Exams Big Results Now stuns pundits

Education Minister Shukuru Kawambwa

What you need to know:

The latest exam results mean many things to many people: For parents who took their bright children to expensive private schools, the latest sixth form exam results are exciting.

Dar es Salaam. The public education system may have been crippled by inadequate funding, lack of skilled teachers and an acute shortage of libraries and laboratories but all that did not stand in the way of rare and shocking news this week—thanks to Big Results Now.

The latest exam results mean many things to many people: For parents who took their bright children to expensive private schools, the latest sixth form exam results are exciting.

For education experts and analysts, the news that nearly 100 per cent of the candidates passed those exams was a Big Surprise.

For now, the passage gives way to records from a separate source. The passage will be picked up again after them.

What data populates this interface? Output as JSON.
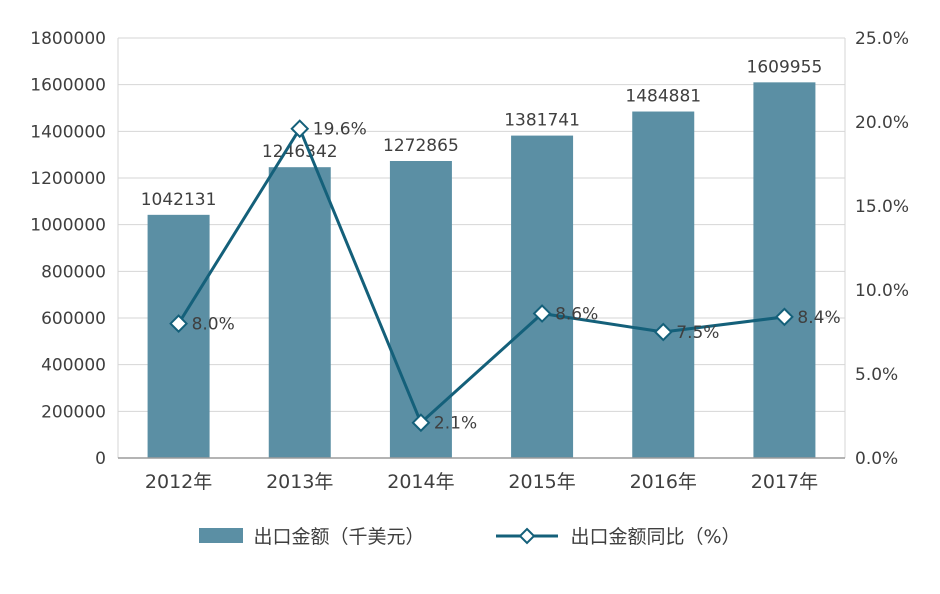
{
  "chart_data": {
    "type": "combo",
    "categories": [
      "2012年",
      "2013年",
      "2014年",
      "2015年",
      "2016年",
      "2017年"
    ],
    "series": [
      {
        "name": "出口金额（千美元）",
        "type": "bar",
        "values": [
          1042131,
          1246342,
          1272865,
          1381741,
          1484881,
          1609955
        ],
        "data_labels": [
          "1042131",
          "1246342",
          "1272865",
          "1381741",
          "1484881",
          "1609955"
        ],
        "color": "#5b8fa4",
        "axis": "left"
      },
      {
        "name": "出口金额同比（%）",
        "type": "line",
        "values": [
          8.0,
          19.6,
          2.1,
          8.6,
          7.5,
          8.4
        ],
        "data_labels": [
          "8.0%",
          "19.6%",
          "2.1%",
          "8.6%",
          "7.5%",
          "8.4%"
        ],
        "color": "#14607a",
        "marker": "diamond",
        "marker_fill": "#ffffff",
        "axis": "right"
      }
    ],
    "left_axis": {
      "min": 0,
      "max": 1800000,
      "step": 200000,
      "tick_labels": [
        "0",
        "200000",
        "400000",
        "600000",
        "800000",
        "1000000",
        "1200000",
        "1400000",
        "1600000",
        "1800000"
      ]
    },
    "right_axis": {
      "min": 0,
      "max": 25,
      "step": 5,
      "tick_labels": [
        "0.0%",
        "5.0%",
        "10.0%",
        "15.0%",
        "20.0%",
        "25.0%"
      ]
    },
    "grid": true,
    "legend_position": "bottom",
    "title": ""
  },
  "colors": {
    "bar": "#5b8fa4",
    "line": "#14607a",
    "grid": "#d6d6d6",
    "axis_line": "#9b9b9b",
    "text": "#3f3f3f"
  }
}
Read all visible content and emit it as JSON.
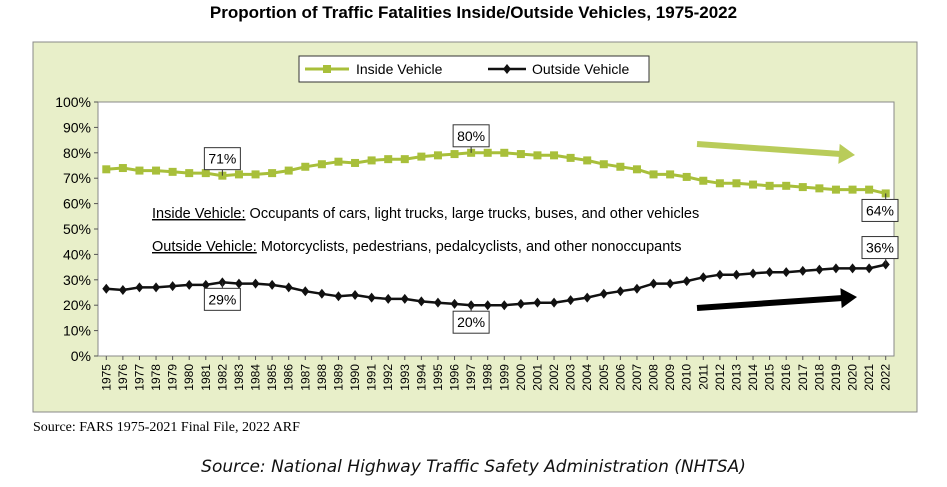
{
  "chart_data": {
    "type": "line",
    "title": "Proportion of Traffic Fatalities Inside/Outside Vehicles, 1975-2022",
    "x": [
      "1975",
      "1976",
      "1977",
      "1978",
      "1979",
      "1980",
      "1981",
      "1982",
      "1983",
      "1984",
      "1985",
      "1986",
      "1987",
      "1988",
      "1989",
      "1990",
      "1991",
      "1992",
      "1993",
      "1994",
      "1995",
      "1996",
      "1997",
      "1998",
      "1999",
      "2000",
      "2001",
      "2002",
      "2003",
      "2004",
      "2005",
      "2006",
      "2007",
      "2008",
      "2009",
      "2010",
      "2011",
      "2012",
      "2013",
      "2014",
      "2015",
      "2016",
      "2017",
      "2018",
      "2019",
      "2020",
      "2021",
      "2022"
    ],
    "series": [
      {
        "name": "Inside Vehicle",
        "color": "#a8bf3a",
        "marker": "square",
        "values": [
          73.5,
          74,
          73,
          73,
          72.5,
          72,
          72,
          71,
          71.5,
          71.5,
          72,
          73,
          74.5,
          75.5,
          76.5,
          76,
          77,
          77.5,
          77.5,
          78.5,
          79,
          79.5,
          80,
          80,
          80,
          79.5,
          79,
          79,
          78,
          77,
          75.5,
          74.5,
          73.5,
          71.5,
          71.5,
          70.5,
          69,
          68,
          68,
          67.5,
          67,
          67,
          66.5,
          66,
          65.5,
          65.5,
          65.5,
          64
        ]
      },
      {
        "name": "Outside Vehicle",
        "color": "#111111",
        "marker": "diamond",
        "values": [
          26.5,
          26,
          27,
          27,
          27.5,
          28,
          28,
          29,
          28.5,
          28.5,
          28,
          27,
          25.5,
          24.5,
          23.5,
          24,
          23,
          22.5,
          22.5,
          21.5,
          21,
          20.5,
          20,
          20,
          20,
          20.5,
          21,
          21,
          22,
          23,
          24.5,
          25.5,
          26.5,
          28.5,
          28.5,
          29.5,
          31,
          32,
          32,
          32.5,
          33,
          33,
          33.5,
          34,
          34.5,
          34.5,
          34.5,
          36
        ]
      }
    ],
    "ylim": [
      0,
      100
    ],
    "y_ticks": [
      "0%",
      "10%",
      "20%",
      "30%",
      "40%",
      "50%",
      "60%",
      "70%",
      "80%",
      "90%",
      "100%"
    ],
    "grid": false,
    "legend_position": "top-center",
    "background_color": "#e8efc9",
    "annotations": [
      {
        "series": 0,
        "x": "1982",
        "label": "71%",
        "position": "above"
      },
      {
        "series": 0,
        "x": "1997",
        "label": "80%",
        "position": "above"
      },
      {
        "series": 0,
        "x": "2022",
        "label": "64%",
        "position": "below"
      },
      {
        "series": 1,
        "x": "1982",
        "label": "29%",
        "position": "below"
      },
      {
        "series": 1,
        "x": "1997",
        "label": "20%",
        "position": "below"
      },
      {
        "series": 1,
        "x": "2022",
        "label": "36%",
        "position": "above"
      }
    ],
    "trend_arrows": [
      {
        "series": 0,
        "direction": "down",
        "color": "#b9cc5a"
      },
      {
        "series": 1,
        "direction": "up",
        "color": "#000000"
      }
    ],
    "notes": [
      {
        "label": "Inside Vehicle:",
        "text": " Occupants of cars, light trucks, large trucks, buses, and other vehicles"
      },
      {
        "label": "Outside Vehicle:",
        "text": " Motorcyclists, pedestrians, pedalcyclists, and other nonoccupants"
      }
    ]
  },
  "source_fars": "Source: FARS 1975-2021 Final File, 2022 ARF",
  "source_nhtsa": "Source: National Highway Traffic Safety Administration (NHTSA)"
}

To the government, this achievement is a victory for the Malaysian management model Big Results Now (BRN) that President Jakaya Kikwete “borrowed” in February last year in an attempt to speed up success in various sectors.

BRN, described by some as “fast-track people-centred growth” focuses on six priority areas articulated in the National Development Vision 2025—energy and natural gas, agriculture, water, education, transport and mobilisation of resources.

But education pundits believe that the jump in the Form Six national examination pass rate in the course of a year is cause for concern, given the serious problems that affect the sector.

The Form Six Class of 2014, whose results were released on Wednesday, recorded one of the highest exam pass rates in the region. School-based candidates scored 98.26 per cent while the nationwide pass rate was 95.98 per cent.

The number of those who scored Division One rose to 3,773 as opposed to 325 the previous year— more than 10-fold growth.

Division Two registered 15 per cent growth from 12 per cent last year to 27 per cent this year. The success rate here means a rise from 5,372 candidates in 2013 to 9,631 this year. Division Three marked the most significant drop—from 70 per cent in 2013 to 47 per cent. There were 30,183 candidates in this category last year compared to 16,821 this year. There was a two per cent rise in numbers for Division Four—from 4,362 candidates last year to 4,420 in 2014.

All this comes despite Necta using a new grading system that trimmed the scoring points for the top three divisions. Division One now ranks from three to seven points. In the past, it ended at nine points. Division Two now spans eight to nine points from 10 to 12 last year and beyond, while Division Three starts from 10 points and ends to where it used to begin—13 points.

Prof Issa Mcholo of the Open University of Tanzania says the country is not undergoing any long term reforms that would have triggered these results and the improvement registered this year is shocking.

He added: “In this one year, we haven’t changed the teachers that much. They did not all go for special training. The facilities are the same but the examination results have changed significantly.”

There is no absolute answer to this development, according to Prof Mcholo, and it is the subject of research and investigation. But some factors, while not scientific, might throw some light on the situation.

“This Big Results Now initiative has been over-politicised and teachers are now focusing more on making students pass exams instead of understanding the curriculum,” he said. “Teachers are told to dwell on past papers to turn this into success.”

There have also been concerns that the examinations are not up to standard and the marking is lame, according to the professor. “If there is any foul play, we are fooling no one but ourselves,” he added.

Dr Kitila Mkumbo of the University of Dar es Salaam argues that although Form Six examinations have never been a problem in the past, this year’s pass rate is hard to believe and does not reflect the situation on the ground.

“The learning environment is deteriorating year after year while the outcome is improving,” he said. “That is not realistic.”

While it is no secret that examination results have been massaged in the past two years, he added, an enquiry needs to be done to check the rise in this year’s results: He added: “What sort of standardisation did they employ this year? Were the questions too easy? There is no simple answer to this puzzle.”

The Tanzania Association of Managers and Owners of Non-Government Schools and Colleges (Tamongsco) Secretary-General Benjamin Nkonya told this paper that the system has been manipulated to portray the current pass rate.

He added: “I know what I am saying, and this is all but cosmetic. How do you convince me that the students have passed Biology and Chemistry by over 95 per cent when the majority of schools have no science laboratories? Our education is in a big mess and people are playing politics around it.”

He argues that the only credible benchmark now is to gauge how the products of the system fare on the job market locally, regionally and internationally.

“When the Chinese construct roads in universities where there are engineers up to professorial level, and when the biggest chunk of the last crackdown on illegal immigrants were teachers,” he adds, “that speaks volumes about our education system—not these pass rates.”